Matrigna #3. Qual è la giusta distanza?

da | 22 Dic, 2022 | Lifestyle, Persone

Una nuova storia per la rubrica “Matrigna”: per riconoscere il proprio ruolo e non confonderlo con altri –  l’altra mamma, la migliore amica, la compagna del papà – quanto è importante mantenere una giusta distanza?

La storia di questo mese della nostra rubrica “La Matrigna” è quella di una donna per cui le parole, i suoni, – i pieni e i vuoti – hanno una certa importanza. Silvia lavora nell’editoria assieme al suo compagno Francesco, e convive con le sue due figlie.

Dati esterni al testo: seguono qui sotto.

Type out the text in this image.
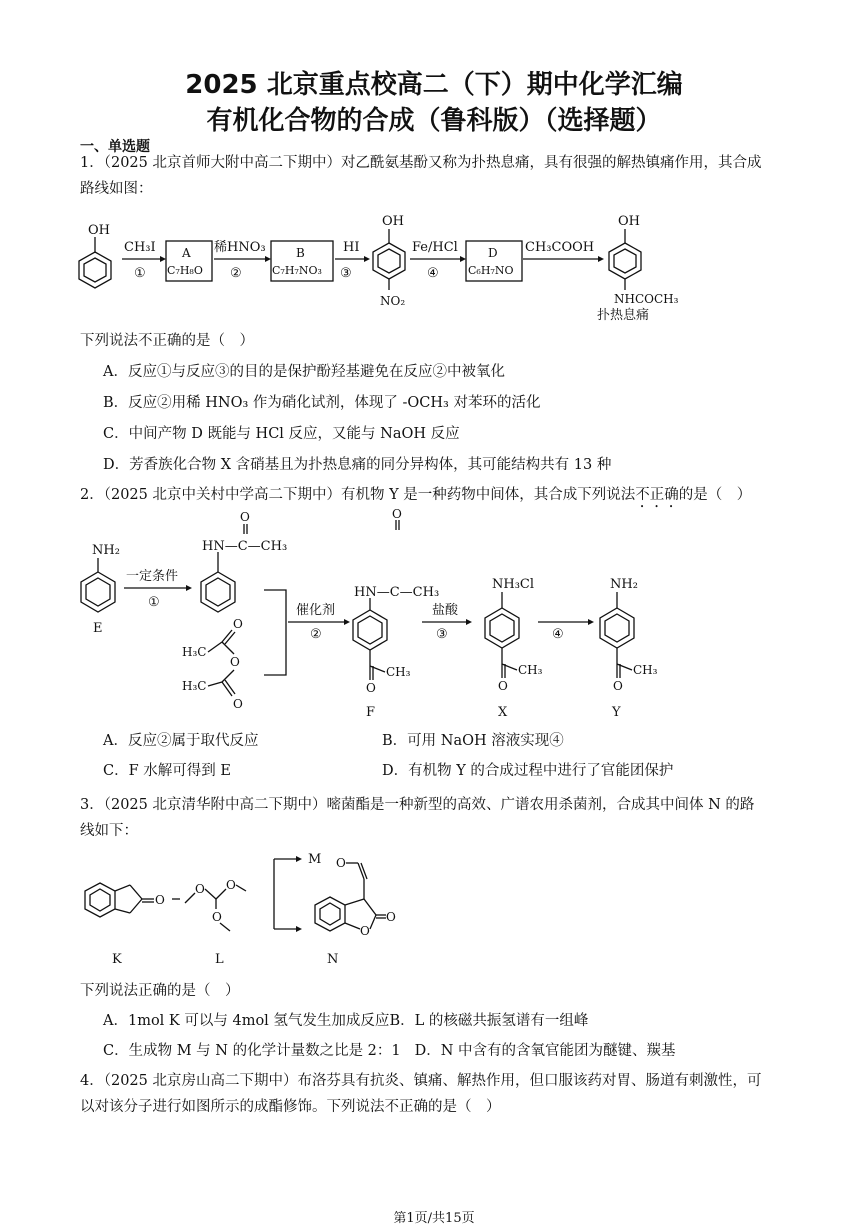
2025 北京重点校高二（下）期中化学汇编
有机化合物的合成（鲁科版）（选择题）
一、单选题
1．（2025 北京首师大附中高二下期中）对乙酰氨基酚又称为扑热息痛，具有很强的解热镇痛作用，其合成
路线如图：
OH
CH₃I
①
A
C₇H₈O
稀HNO₃
②
B
C₇H₇NO₃
HI
③
OH
NO₂
Fe/HCl
④
D
C₆H₇NO
CH₃COOH
OH
NHCOCH₃
扑热息痛
下列说法不正确的是（　）
A．反应①与反应③的目的是保护酚羟基避免在反应②中被氧化
B．反应②用稀 HNO₃ 作为硝化试剂，体现了 -OCH₃ 对苯环的活化
C．中间产物 D 既能与 HCl 反应，又能与 NaOH 反应
D．芳香族化合物 X 含硝基且为扑热息痛的同分异构体，其可能结构共有 13 种
2．（2025 北京中关村中学高二下期中）有机物 Y 是一种药物中间体，其合成下列说法不正确的是（　）
NH₂
E
一定条件
①
HN—C—CH₃
O
H₃C
O
O
H₃C
O
催化剂
②
O
HN—C—CH₃
O
CH₃
F
盐酸
③
NH₃Cl
O
CH₃
X
④
NH₂
O
CH₃
Y
A．反应②属于取代反应	B．可用 NaOH 溶液实现④
C．F 水解可得到 E	D．有机物 Y 的合成过程中进行了官能团保护
3．（2025 北京清华附中高二下期中）嘧菌酯是一种新型的高效、广谱农用杀菌剂，合成其中间体 N 的路
线如下：
O
K
O O
O
L
M O
O
O
N
下列说法正确的是（　）
A．1mol K 可以与 4mol 氢气发生加成反应B．L 的核磁共振氢谱有一组峰
C．生成物 M 与 N 的化学计量数之比是 2：1 D．N 中含有的含氧官能团为醚键、羰基
4．（2025 北京房山高二下期中）布洛芬具有抗炎、镇痛、解热作用，但口服该药对胃、肠道有刺激性，可
以对该分子进行如图所示的成酯修饰。下列说法不正确的是（　）
第1页/共15页
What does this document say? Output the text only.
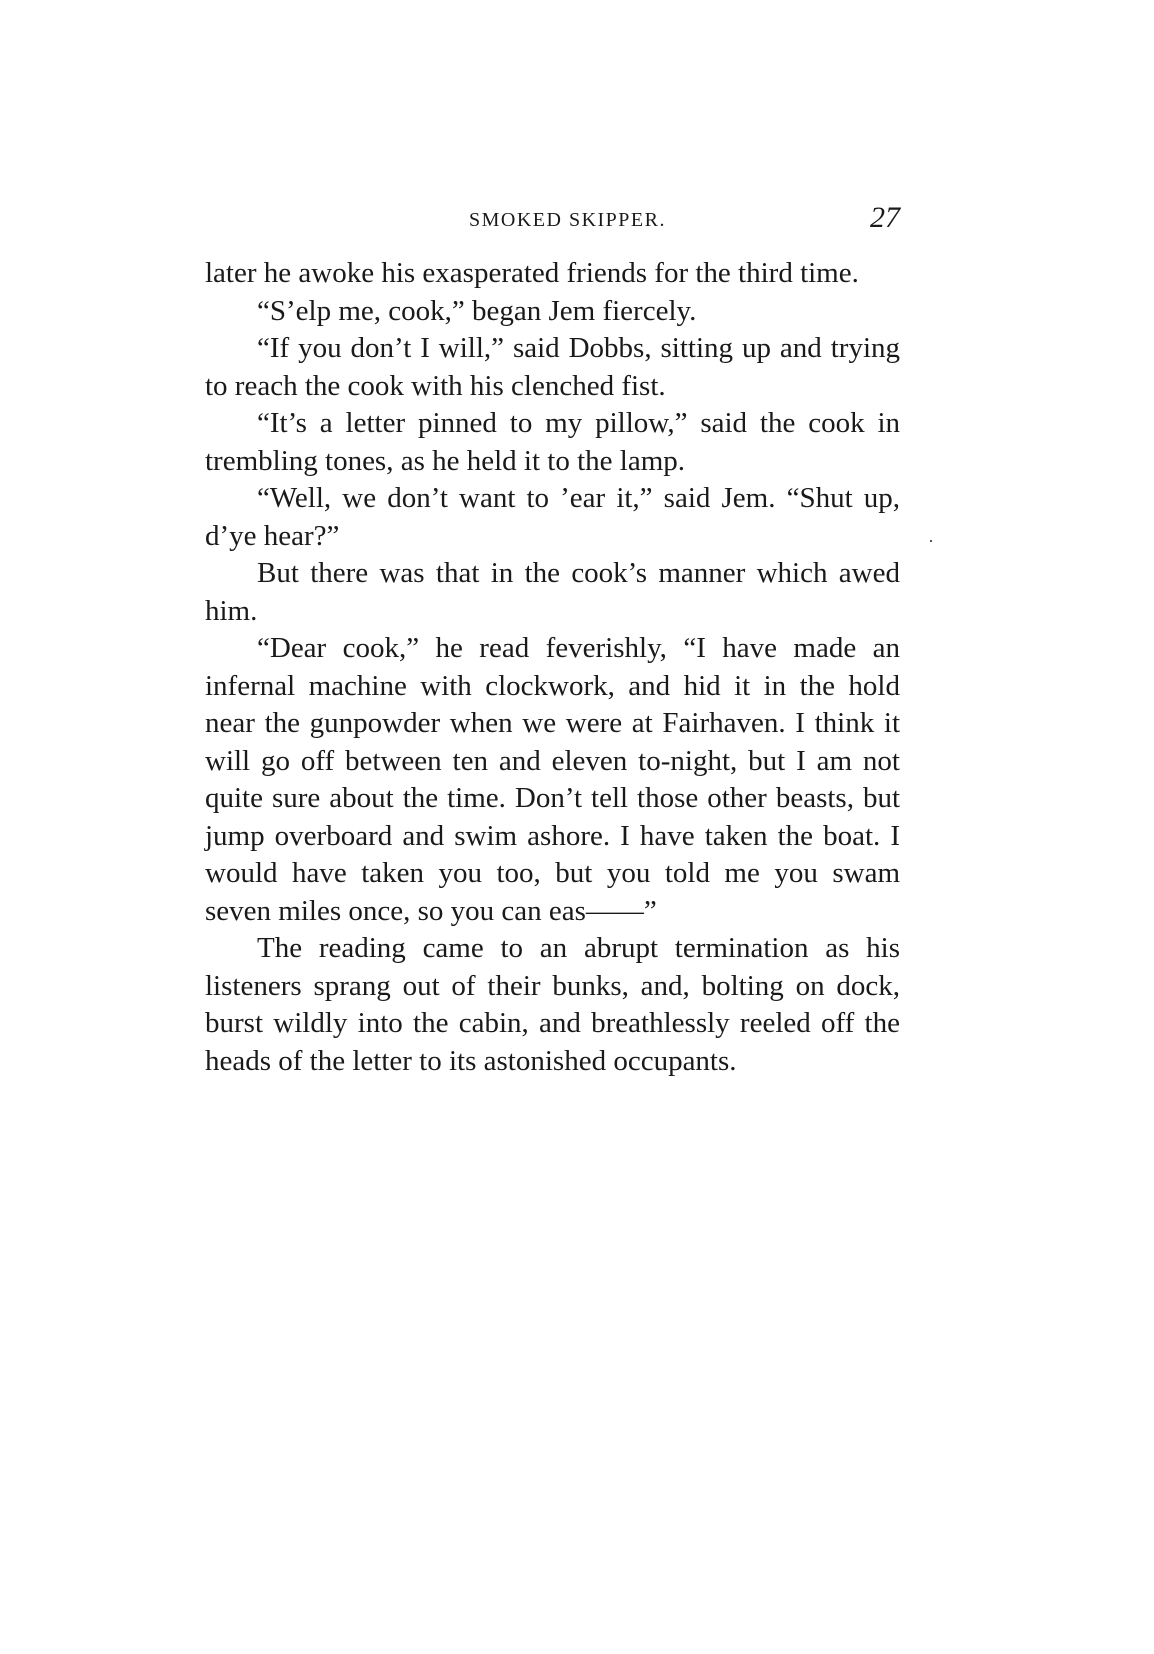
SMOKED SKIPPER.	27

later he awoke his exasperated friends for the third time.

“S’elp me, cook,” began Jem fiercely.

“If you don’t I will,” said Dobbs, sitting up and trying to reach the cook with his clenched fist.

“It’s a letter pinned to my pillow,” said the cook in trembling tones, as he held it to the lamp.

“Well, we don’t want to ’ear it,” said Jem. “Shut up, d’ye hear?”

But there was that in the cook’s manner which awed him.

“Dear cook,” he read feverishly, “I have made an infernal machine with clockwork, and hid it in the hold near the gunpowder when we were at Fairhaven. I think it will go off between ten and eleven to-night, but I am not quite sure about the time. Don’t tell those other beasts, but jump overboard and swim ashore. I have taken the boat. I would have taken you too, but you told me you swam seven miles once, so you can eas——”

The reading came to an abrupt termination as his listeners sprang out of their bunks, and, bolting on dock, burst wildly into the cabin, and breathlessly reeled off the heads of the letter to its astonished occupants.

“Sono anni ormai che mi interrogo – e so di non essere sola – sul non essere madre ma avere una famiglia con bambinə. E sul fatto che non esista una parola diversa da ‘matrigna’ per definirmi. E su quello che significa, per me, per loro, per chi mi sta intorno. E tantissime altre domande che mi pongo, e cui credo che la risposta possa venire solo da una riflessione comune”.

Questo è un post che Silvia ha scritto qualche tempo fa, rilanciando alla sua community un tema che sta molto a cuore in questa rubrica. 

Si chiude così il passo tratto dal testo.